I found it also interesting that as a judge, I was looking for weakness in a book as much as strength. I was looking for a reason to dismiss one and so make the choice easier. If you're a Newbery committee member, you must feel the same way. There are hundreds of books! Please give me a reason to dismiss you so I can check it off my list and read another. Editors must feel the same. So many submissions! A strong weakness can be a godsend when you've got a huge pile of agent submissions on your desk. That's a rough reality, but true, I think. All the more reason to make sure that book is the absolutely strongest it can be before sending it out. Don't give them a reason to stop reading. But of course it all depends on what that editor (or judge, or reader) brings to the text, how they read your story, if they feel you and are willing to go along for the ride. God bless kindred spirit readers!

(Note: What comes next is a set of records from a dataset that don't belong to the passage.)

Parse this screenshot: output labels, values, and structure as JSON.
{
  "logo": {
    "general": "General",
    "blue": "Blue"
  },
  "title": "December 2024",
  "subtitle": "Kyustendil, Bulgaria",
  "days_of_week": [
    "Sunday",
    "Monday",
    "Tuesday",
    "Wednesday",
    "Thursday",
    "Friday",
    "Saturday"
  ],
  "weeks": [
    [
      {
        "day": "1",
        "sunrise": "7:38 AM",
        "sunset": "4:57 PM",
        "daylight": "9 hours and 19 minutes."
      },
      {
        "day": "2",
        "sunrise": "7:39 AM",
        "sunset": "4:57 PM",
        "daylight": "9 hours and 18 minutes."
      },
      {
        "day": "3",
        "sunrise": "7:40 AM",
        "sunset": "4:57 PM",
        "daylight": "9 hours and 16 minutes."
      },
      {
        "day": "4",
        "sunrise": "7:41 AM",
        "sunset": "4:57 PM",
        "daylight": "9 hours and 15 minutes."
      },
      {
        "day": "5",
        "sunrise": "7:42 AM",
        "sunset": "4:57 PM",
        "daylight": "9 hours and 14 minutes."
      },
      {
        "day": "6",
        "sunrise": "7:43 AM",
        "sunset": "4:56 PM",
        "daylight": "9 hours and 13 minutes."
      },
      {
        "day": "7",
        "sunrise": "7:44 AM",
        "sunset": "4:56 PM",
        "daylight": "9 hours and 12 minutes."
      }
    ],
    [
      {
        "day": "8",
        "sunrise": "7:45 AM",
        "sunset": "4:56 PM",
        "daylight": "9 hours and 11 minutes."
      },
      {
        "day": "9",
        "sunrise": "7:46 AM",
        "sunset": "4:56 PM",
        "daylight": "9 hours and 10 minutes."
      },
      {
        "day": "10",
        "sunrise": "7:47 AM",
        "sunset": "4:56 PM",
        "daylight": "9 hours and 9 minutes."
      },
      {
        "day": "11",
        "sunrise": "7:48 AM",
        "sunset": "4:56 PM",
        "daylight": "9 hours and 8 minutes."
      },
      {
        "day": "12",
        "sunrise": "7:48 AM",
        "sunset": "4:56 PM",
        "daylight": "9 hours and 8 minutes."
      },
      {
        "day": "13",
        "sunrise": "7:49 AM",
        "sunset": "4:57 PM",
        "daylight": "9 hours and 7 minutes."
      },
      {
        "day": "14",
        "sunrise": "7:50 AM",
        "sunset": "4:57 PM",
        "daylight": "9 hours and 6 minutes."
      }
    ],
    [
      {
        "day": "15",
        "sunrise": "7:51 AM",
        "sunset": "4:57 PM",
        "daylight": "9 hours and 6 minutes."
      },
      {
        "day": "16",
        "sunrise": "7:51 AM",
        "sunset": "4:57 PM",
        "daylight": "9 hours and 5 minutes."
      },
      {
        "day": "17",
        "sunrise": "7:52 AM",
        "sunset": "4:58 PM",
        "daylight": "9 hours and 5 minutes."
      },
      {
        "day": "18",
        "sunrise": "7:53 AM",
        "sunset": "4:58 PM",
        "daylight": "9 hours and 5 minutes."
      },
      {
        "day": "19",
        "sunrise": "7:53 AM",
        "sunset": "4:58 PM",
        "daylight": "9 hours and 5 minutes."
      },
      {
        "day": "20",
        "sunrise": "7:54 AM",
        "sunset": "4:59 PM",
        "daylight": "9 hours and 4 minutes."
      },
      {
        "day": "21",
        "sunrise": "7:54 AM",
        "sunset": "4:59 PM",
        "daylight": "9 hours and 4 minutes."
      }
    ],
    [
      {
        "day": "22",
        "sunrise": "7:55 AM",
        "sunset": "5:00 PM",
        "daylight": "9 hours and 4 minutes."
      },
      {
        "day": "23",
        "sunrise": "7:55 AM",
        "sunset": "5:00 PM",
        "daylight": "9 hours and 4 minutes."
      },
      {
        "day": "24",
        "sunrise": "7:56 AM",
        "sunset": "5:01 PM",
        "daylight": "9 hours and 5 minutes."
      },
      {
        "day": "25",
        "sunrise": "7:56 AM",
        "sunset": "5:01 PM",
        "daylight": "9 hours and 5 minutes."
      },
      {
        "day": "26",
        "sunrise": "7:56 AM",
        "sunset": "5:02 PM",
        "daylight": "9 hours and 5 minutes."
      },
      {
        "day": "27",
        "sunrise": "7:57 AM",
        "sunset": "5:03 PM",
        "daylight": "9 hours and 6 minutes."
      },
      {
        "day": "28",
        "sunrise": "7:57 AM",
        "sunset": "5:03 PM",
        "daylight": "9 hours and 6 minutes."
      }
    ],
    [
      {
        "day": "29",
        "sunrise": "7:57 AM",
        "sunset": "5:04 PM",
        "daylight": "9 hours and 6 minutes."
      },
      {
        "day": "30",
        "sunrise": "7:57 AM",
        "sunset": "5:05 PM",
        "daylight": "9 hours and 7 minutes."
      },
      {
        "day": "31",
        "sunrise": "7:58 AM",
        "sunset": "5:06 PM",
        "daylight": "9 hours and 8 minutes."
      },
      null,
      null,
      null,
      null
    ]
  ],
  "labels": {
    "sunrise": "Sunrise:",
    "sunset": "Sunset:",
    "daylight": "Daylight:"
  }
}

SLJ BOB goes on through next week. Tomorrow the zombie book is revealed--the book that gets resurrected from the dead to go to the final round, where it will join Marching for Freedom and The Lost Conspiracy in the hands of Katherine Paterson. Such suspense!
EDIT: No more April Fool's Day jokes for me! They seem to backfire. One lovely college-age reader was so upset by last year's, her mother wrote me asking me to apologize publicly. I'm reformed and starchly serious now...until I think of a joke that is backfire-proof.